While this is certainly an admirable intention (it would also be the motivation behind the 2004 ALAMO), the TV-film fails, and isn't held in high regard by either Alamo historians or fans of the small collection of films concerning that pivotal moment in Texas history.
A major problem is that THIRTEEN DAYS TO GLORY is seriously miscast. Other than the inspired choices of Alec Baldwin as William Barret Travis, and Raul Julia, who nearly steals the film as Gen. Antonio Lopez de Santa Anna (offering what is probably the most accurate portrayal of the 'Napoleon of the West', ever), virtually every actor is wrong for their role. Arness, at 64, lacks the dynamic, corrupt vitality of the historical Bowie, 40, prior to his physical collapse at the start of the siege (caused, historians now believe, by advanced tuberculosis, or another fatal lung disease). The filmmakers choose, rather, the LAST COMMAND approach to Bowie, injuring him during the battle, instead, and giving him enough energy to cling to a lamp and wall, and to die 'on his feet', his famous knife in his hand. Arness' portrayal is closer in spirit to his outdoorsman 'Zeb Macahan' in the TV "How the West Was Won", than the charismatic swindler/slaver. Even worse is Brian Keith, 66, as 49-year old David ('Davy') Crockett. The frail-looking, silver-haired Keith, while correctly emphasizing Crockett's heritage as a politician, appears acutely uncomfortable in the physically demanding role, and totally lacks the magnetism that made Crockett legendary. As for 68-year old Lorne Greene as 43-year old Sam Houston, the less that is said, the better. In trying to be more 'honest', the film chose acting 'legends', forgetting that performers of legendary status tend to make their characters 'larger-than-life'.

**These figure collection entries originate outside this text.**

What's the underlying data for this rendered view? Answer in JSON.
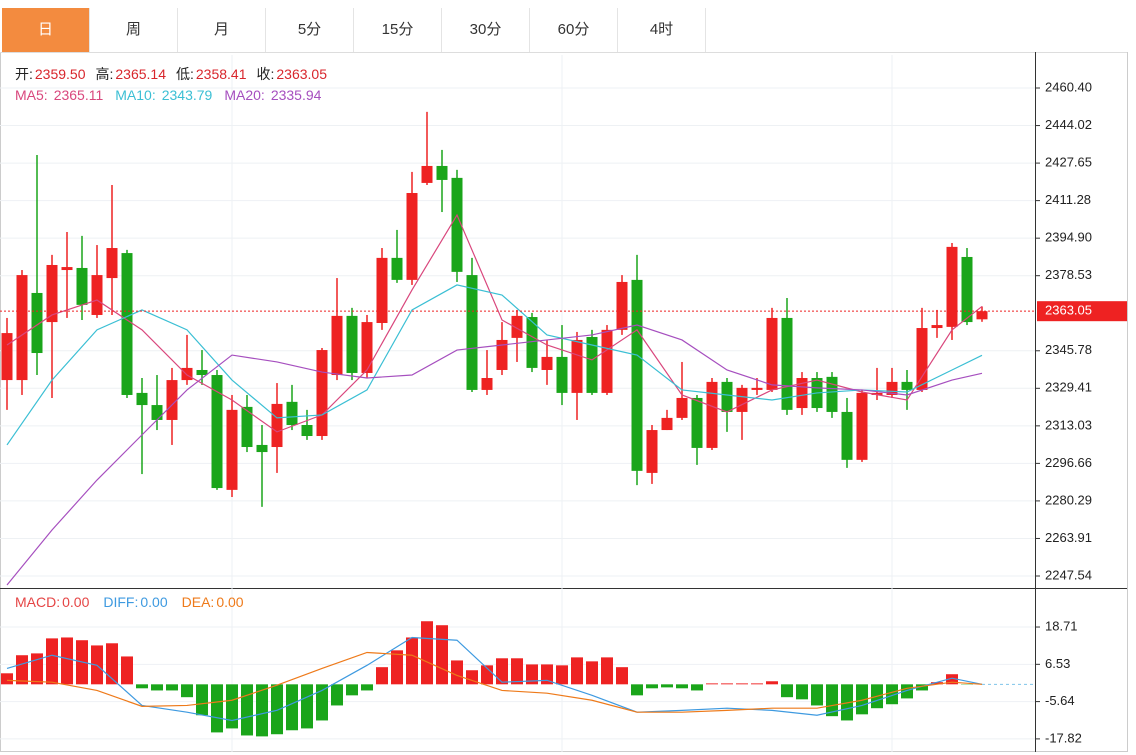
{
  "tabs": {
    "items": [
      "日",
      "周",
      "月",
      "5分",
      "15分",
      "30分",
      "60分",
      "4时"
    ],
    "active": 0
  },
  "chart_data": [
    {
      "type": "candlestick",
      "up_color": "#ee2222",
      "down_color": "#1aa51a",
      "grid": true,
      "vgrid_index": [
        15,
        37,
        59
      ],
      "ylim": [
        2242.3,
        2474.8
      ],
      "yticks": [
        {
          "value": 2460.4,
          "label": "2460.40"
        },
        {
          "value": 2444.02,
          "label": "2444.02"
        },
        {
          "value": 2427.65,
          "label": "2427.65"
        },
        {
          "value": 2411.28,
          "label": "2411.28"
        },
        {
          "value": 2394.9,
          "label": "2394.90"
        },
        {
          "value": 2378.53,
          "label": "2378.53"
        },
        {
          "value": 2345.78,
          "label": "2345.78"
        },
        {
          "value": 2329.41,
          "label": "2329.41"
        },
        {
          "value": 2313.03,
          "label": "2313.03"
        },
        {
          "value": 2296.66,
          "label": "2296.66"
        },
        {
          "value": 2280.29,
          "label": "2280.29"
        },
        {
          "value": 2263.91,
          "label": "2263.91"
        },
        {
          "value": 2247.54,
          "label": "2247.54"
        }
      ],
      "last_price": {
        "value": 2363.05,
        "label": "2363.05"
      },
      "legend_ohlc": [
        {
          "label": "开:",
          "text": "2359.50"
        },
        {
          "label": "高:",
          "text": "2365.14"
        },
        {
          "label": "低:",
          "text": "2358.41"
        },
        {
          "label": "收:",
          "text": "2363.05"
        }
      ],
      "open": [
        2333.0,
        2333.0,
        2371.0,
        2358.3,
        2381.0,
        2381.9,
        2361.4,
        2377.5,
        2388.4,
        2327.4,
        2322.1,
        2315.6,
        2333.0,
        2337.4,
        2335.2,
        2285.1,
        2321.3,
        2304.7,
        2303.8,
        2323.5,
        2313.4,
        2308.6,
        2335.2,
        2361.0,
        2336.1,
        2357.9,
        2386.3,
        2376.7,
        2419.0,
        2426.4,
        2421.2,
        2378.8,
        2328.7,
        2337.4,
        2351.4,
        2360.5,
        2337.4,
        2343.1,
        2327.4,
        2351.8,
        2327.4,
        2354.9,
        2376.7,
        2292.5,
        2311.2,
        2316.5,
        2325.2,
        2303.4,
        2332.2,
        2319.1,
        2328.7,
        2328.7,
        2360.1,
        2320.8,
        2333.9,
        2334.4,
        2319.1,
        2298.2,
        2326.5,
        2326.5,
        2332.2,
        2328.7,
        2355.7,
        2356.2,
        2386.7,
        2359.5
      ],
      "high": [
        2360.1,
        2381.0,
        2431.2,
        2387.6,
        2397.6,
        2395.9,
        2391.9,
        2418.1,
        2389.8,
        2333.9,
        2335.2,
        2338.3,
        2352.7,
        2346.1,
        2337.4,
        2326.5,
        2326.5,
        2313.4,
        2331.7,
        2330.9,
        2320.0,
        2347.0,
        2377.5,
        2364.5,
        2361.4,
        2390.6,
        2398.5,
        2423.8,
        2450.0,
        2433.4,
        2424.7,
        2386.3,
        2346.1,
        2358.3,
        2363.6,
        2362.3,
        2350.5,
        2357.0,
        2354.0,
        2354.9,
        2357.0,
        2378.8,
        2387.6,
        2313.4,
        2320.0,
        2340.9,
        2326.5,
        2333.9,
        2333.9,
        2330.9,
        2333.9,
        2364.5,
        2368.8,
        2336.5,
        2336.5,
        2336.5,
        2325.2,
        2328.7,
        2338.3,
        2338.3,
        2337.4,
        2364.5,
        2363.6,
        2392.8,
        2390.6,
        2365.14
      ],
      "low": [
        2320.0,
        2326.5,
        2335.2,
        2325.2,
        2360.1,
        2359.2,
        2360.1,
        2361.4,
        2325.2,
        2292.0,
        2311.2,
        2304.7,
        2330.9,
        2330.9,
        2285.1,
        2282.0,
        2301.6,
        2277.7,
        2292.5,
        2311.2,
        2306.9,
        2306.9,
        2333.0,
        2333.0,
        2333.9,
        2354.9,
        2375.4,
        2374.5,
        2418.1,
        2406.3,
        2375.8,
        2327.8,
        2326.5,
        2335.2,
        2340.9,
        2336.5,
        2330.9,
        2322.1,
        2315.6,
        2326.5,
        2326.5,
        2352.7,
        2287.2,
        2287.7,
        2311.2,
        2315.6,
        2296.0,
        2302.5,
        2310.4,
        2306.9,
        2326.5,
        2327.8,
        2317.8,
        2317.8,
        2319.1,
        2316.5,
        2294.7,
        2297.3,
        2324.3,
        2325.2,
        2320.0,
        2327.8,
        2351.4,
        2350.5,
        2357.0,
        2358.41
      ],
      "close": [
        2353.5,
        2378.8,
        2344.8,
        2383.2,
        2382.3,
        2365.8,
        2378.8,
        2390.6,
        2326.5,
        2322.1,
        2315.6,
        2333.0,
        2338.3,
        2335.2,
        2285.9,
        2320.0,
        2303.8,
        2301.6,
        2322.6,
        2313.4,
        2308.6,
        2346.1,
        2361.0,
        2336.1,
        2358.3,
        2386.3,
        2376.7,
        2414.6,
        2426.4,
        2420.3,
        2380.2,
        2328.7,
        2333.9,
        2350.5,
        2361.0,
        2338.3,
        2343.1,
        2327.4,
        2350.5,
        2327.4,
        2354.9,
        2375.8,
        2293.4,
        2311.2,
        2316.5,
        2325.2,
        2303.4,
        2332.2,
        2319.1,
        2329.6,
        2329.6,
        2360.1,
        2320.0,
        2333.9,
        2320.8,
        2319.1,
        2298.2,
        2327.4,
        2327.4,
        2332.2,
        2328.7,
        2355.7,
        2357.0,
        2391.1,
        2358.3,
        2363.05
      ],
      "series": [
        {
          "name": "MA5:",
          "label": "2365.11",
          "color": "#d9477d",
          "x": [
            0,
            3,
            6,
            9,
            12,
            15,
            18,
            21,
            24,
            27,
            30,
            33,
            36,
            39,
            42,
            45,
            48,
            51,
            54,
            57,
            60,
            63,
            65
          ],
          "values": [
            2348.3,
            2361.4,
            2367.9,
            2354.9,
            2335.2,
            2324.3,
            2310.4,
            2317.8,
            2337.4,
            2372.3,
            2405.0,
            2359.2,
            2348.3,
            2341.8,
            2354.9,
            2326.5,
            2319.1,
            2328.7,
            2333.0,
            2327.8,
            2324.3,
            2354.9,
            2365.11
          ]
        },
        {
          "name": "MA10:",
          "label": "2343.79",
          "color": "#3bbfd4",
          "x": [
            0,
            3,
            6,
            9,
            12,
            15,
            18,
            21,
            24,
            27,
            30,
            33,
            36,
            39,
            42,
            45,
            48,
            51,
            54,
            57,
            60,
            63,
            65
          ],
          "values": [
            2304.7,
            2333.0,
            2354.9,
            2363.6,
            2354.9,
            2333.0,
            2316.5,
            2317.8,
            2328.7,
            2363.6,
            2374.5,
            2370.1,
            2352.7,
            2348.3,
            2343.9,
            2328.7,
            2326.5,
            2324.3,
            2327.4,
            2328.7,
            2327.8,
            2337.4,
            2343.79
          ]
        },
        {
          "name": "MA20:",
          "label": "2335.94",
          "color": "#a64fbf",
          "x": [
            0,
            3,
            6,
            9,
            12,
            15,
            18,
            21,
            24,
            27,
            30,
            33,
            36,
            39,
            42,
            45,
            48,
            51,
            54,
            57,
            60,
            63,
            65
          ],
          "values": [
            2243.6,
            2267.6,
            2289.4,
            2309.1,
            2328.7,
            2343.9,
            2340.9,
            2336.5,
            2333.9,
            2335.2,
            2346.1,
            2348.3,
            2350.5,
            2352.7,
            2357.0,
            2350.5,
            2337.4,
            2330.9,
            2329.6,
            2328.7,
            2326.5,
            2333.0,
            2335.94
          ]
        }
      ]
    },
    {
      "type": "bar",
      "name": "MACD:",
      "label": "0.00",
      "legend_color": "#e54545",
      "up_color": "#ee2222",
      "down_color": "#1aa51a",
      "ylim": [
        -22.1,
        30.8
      ],
      "yticks": [
        18.71,
        6.53,
        -5.64,
        -17.82
      ],
      "values": [
        3.6,
        9.5,
        10.1,
        15.0,
        15.3,
        14.4,
        12.7,
        13.4,
        9.1,
        -1.3,
        -2.0,
        -2.0,
        -4.2,
        -10.1,
        -15.7,
        -14.4,
        -16.7,
        -17.0,
        -16.3,
        -15.0,
        -14.4,
        -11.8,
        -6.9,
        -3.6,
        -2.0,
        5.6,
        11.1,
        15.3,
        20.6,
        19.3,
        7.8,
        4.6,
        6.2,
        8.5,
        8.5,
        6.5,
        6.5,
        6.2,
        8.8,
        7.5,
        8.8,
        5.6,
        -3.6,
        -1.3,
        -1.0,
        -1.3,
        -2.0,
        0.3,
        0.3,
        0.3,
        0.3,
        1.0,
        -4.2,
        -4.9,
        -6.9,
        -10.4,
        -11.8,
        -9.8,
        -7.8,
        -6.5,
        -4.6,
        -2.0,
        0.7,
        3.3,
        -0.1,
        0
      ],
      "series": [
        {
          "name": "DIFF:",
          "label": "0.00",
          "color": "#3e9ae0",
          "x": [
            0,
            3,
            6,
            9,
            12,
            15,
            18,
            21,
            24,
            27,
            30,
            33,
            36,
            39,
            42,
            45,
            48,
            51,
            54,
            57,
            60,
            63,
            65
          ],
          "values": [
            5.2,
            9.5,
            6.2,
            -6.9,
            -9.1,
            -11.8,
            -8.5,
            -2.0,
            6.2,
            15.3,
            14.4,
            0.7,
            1.3,
            -3.6,
            -9.1,
            -8.5,
            -7.8,
            -8.5,
            -10.1,
            -6.9,
            -2.0,
            2.0,
            0
          ]
        },
        {
          "name": "DEA:",
          "label": "0.00",
          "color": "#ee7a1a",
          "x": [
            0,
            3,
            6,
            9,
            12,
            15,
            18,
            21,
            24,
            27,
            30,
            33,
            36,
            39,
            42,
            45,
            48,
            51,
            54,
            57,
            60,
            63,
            65
          ],
          "values": [
            1.3,
            0.7,
            -2.0,
            -7.2,
            -6.9,
            -5.2,
            -0.3,
            5.2,
            10.4,
            9.5,
            2.9,
            -2.0,
            -2.9,
            -5.2,
            -9.1,
            -9.1,
            -8.5,
            -7.8,
            -7.8,
            -5.2,
            -1.3,
            0.7,
            0
          ]
        }
      ]
    }
  ]
}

Shot at the '60 ALAMO movie set in Brackettville, Texas, in the 110-degree heat of late summer, the cold dampness of March, 1836 was never achieved. Compounding the problem was a budget that was too small to hire the 'army' of extras required to give lopsided battle some scope. Instead, the production liberally 'lifted' shots from 1955's THE LAST COMMAND, filmed at yet another location (with budget restrictions of it's own), and the differences of the sets, and the film stock, are occasionally jarring.
THE ALAMO: THIRTEEN DAYS TO GLORY, for all of it's ambitions, is, ultimately, no more than a 'B' movie with higher aspirations!